[Date Prev][Date Next][Thread Prev][Thread Next]
[Date Index]
[Thread Index]
- Subject: LPeg: parsing text with wikilinks
- From: Александр Машин <alex.mashin@...>
- Date: Mon, 25 May 2015 01:47:13 +0700
Dear all,
I am trying to write a parser that would process some wikitext--text
with wikilinks [[page|(optional alias)]] (but not escaped [[:page]]) inside.
I want it to return the passed string itself (with some alterations), a
list of referred pages and the symbol that is likely to be the list
separator in the string passed.
I wrote the following grammar:
wikitext <- {| { {| ( prefix? wikilink )+ |} tail } |}
wikilink <- unescapedopen page alias? close
page <- { ( !close !pipe . )+ }
alias <- pipe ( !close . )*
tail <- .*
prefix <- ( separator / ( !unescapedopen . ) )+
open <- "[["
unescapedopen <- open !escape
close <- "]]"
pipe <- "|"
escape <- ":"
separator <- {:separator: [,;*#] :} space*
space <- %s
After applying it (re.match) to the example line "Perhaps,
[[Peter|Simon]], or [[Paul]], so they say", I got:
table {
1 = Perhaps, [[Peter|Simon]], or [[Paul]], so they say
2 = table {
1 = Peter
2 = Paul
separator = ,
}
}
This is close to what I want.
However, there are some issues:
1) can I make outer table's indices strings: ['full'] not [1], ['items']

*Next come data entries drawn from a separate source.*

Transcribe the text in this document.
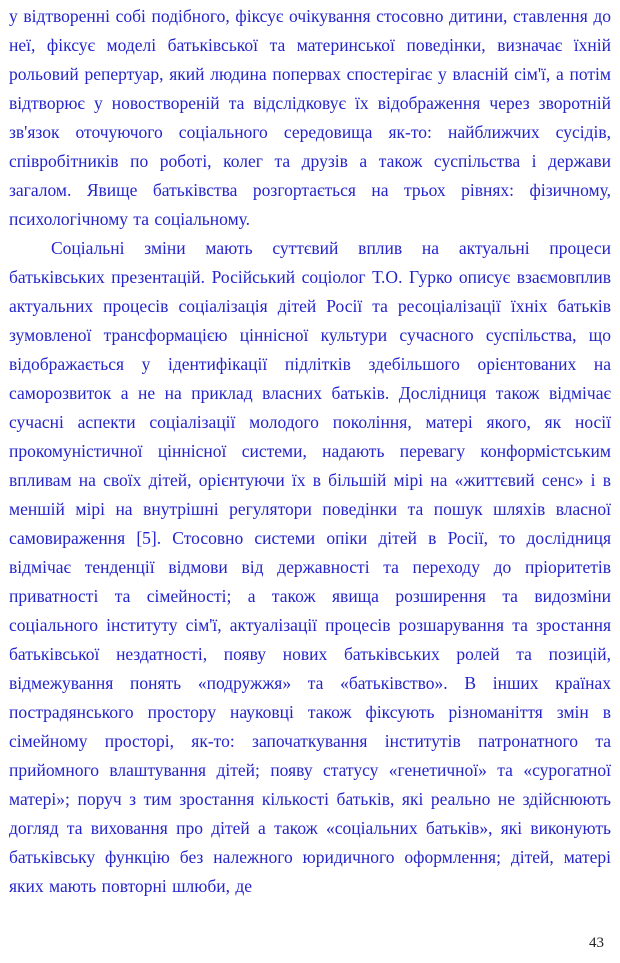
у відтворенні собі подібного, фіксує очікування стосовно дитини, ставлення до неї, фіксує моделі батьківської та материнської поведінки, визначає їхній рольовий репертуар, який людина попервах спостерігає у власній сім'ї, а потім відтворює у новоствореній та відслідковує їх відображення через зворотній зв'язок оточуючого соціального середовища як-то: найближчих сусідів, співробітників по роботі, колег та друзів а також суспільства і держави загалом. Явище батьківства розгортається на трьох рівнях: фізичному, психологічному та соціальному.

Соціальні зміни мають суттєвий вплив на актуальні процеси батьківських презентацій. Російський соціолог Т.О. Гурко описує взаємовплив актуальних процесів соціалізація дітей Росії та ресоціалізації їхніх батьків зумовленої трансформацією ціннісної культури сучасного суспільства, що відображається у ідентифікації підлітків здебільшого орієнтованих на саморозвиток а не на приклад власних батьків. Дослідниця також відмічає сучасні аспекти соціалізації молодого покоління, матері якого, як носії прокомуністичної ціннісної системи, надають перевагу конформістським впливам на своїх дітей, орієнтуючи їх в більшій мірі на «життєвий сенс» і в меншій мірі на внутрішні регулятори поведінки та пошук шляхів власної самовираження [5]. Стосовно системи опіки дітей в Росії, то дослідниця відмічає тенденції відмови від державності та переходу до пріоритетів приватності та сімейності; а також явища розширення та видозміни соціального інституту сім'ї, актуалізації процесів розшарування та зростання батьківської нездатності, появу нових батьківських ролей та позицій, відмежування понять «подружжя» та «батьківство». В інших країнах пострадянського простору науковці також фіксують різноманіття змін в сімейному просторі, як-то: започаткування інститутів патронатного та прийомного влаштування дітей; появу статусу «генетичної» та «сурогатної матері»; поруч з тим зростання кількості батьків, які реально не здійснюють догляд та виховання про дітей а також «соціальних батьків», які виконують батьківську функцію без належного юридичного оформлення; дітей, матері яких мають повторні шлюби, де

43
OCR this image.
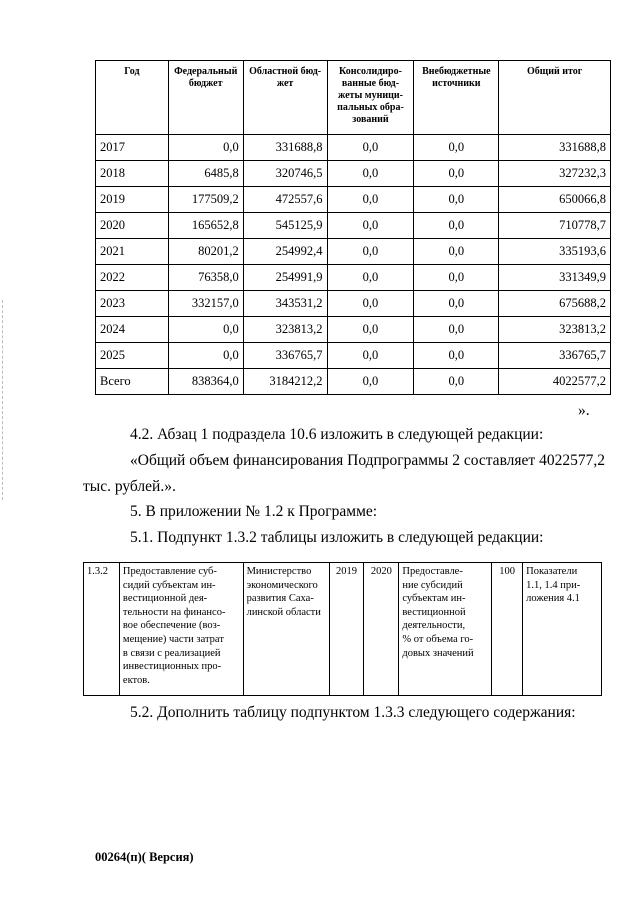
Год	Федеральный бюджет	Областной бюд-
жет	Консолидиро-
ванные бюд-
жеты муници-
пальных обра-
зований	Внебюджетные
источники	Общий итог
2017	0,0	331688,8	0,0	0,0	331688,8
2018	6485,8	320746,5	0,0	0,0	327232,3
2019	177509,2	472557,6	0,0	0,0	650066,8
2020	165652,8	545125,9	0,0	0,0	710778,7
2021	80201,2	254992,4	0,0	0,0	335193,6
2022	76358,0	254991,9	0,0	0,0	331349,9
2023	332157,0	343531,2	0,0	0,0	675688,2
2024	0,0	323813,2	0,0	0,0	323813,2
2025	0,0	336765,7	0,0	0,0	336765,7
Всего	838364,0	3184212,2	0,0	0,0	4022577,2
».
4.2. Абзац 1 подраздела 10.6 изложить в следующей редакции:
«Общий объем финансирования Подпрограммы 2 составляет 4022577,2
тыс. рублей.».
5. В приложении № 1.2 к Программе:
5.1. Подпункт 1.3.2 таблицы изложить в следующей редакции:
1.3.2	Предоставление суб-
сидий субъектам ин-
вестиционной дея-
тельности на финансо-
вое обеспечение (воз-
мещение) части затрат
в связи с реализацией
инвестиционных про-
ектов.	Министерство
экономического
развития Саха-
линской области	2019	2020	Предоставле-
ние субсидий
субъектам ин-
вестиционной
деятельности,
% от объема го-
довых значений	100	Показатели
1.1, 1.4 при-
ложения 4.1
5.2. Дополнить таблицу подпунктом 1.3.3 следующего содержания:
00264(п)( Версия)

not [2]? I experimented with named group captures but unsuccessfully.
2) can the number of nested captures be reduced?
3) most importantly: I want a string constant (e.g. "Name::") to be
inserted after any found <unescapedopen>; and the first capture that
returns the whole line should contain this constant:
"...[[Name::Paul]]..." not "...[[Paul]]...". This can have something to
do with substitution captures; I tried them but couldn't do it. Can it
be done at all?
Alexander Mashin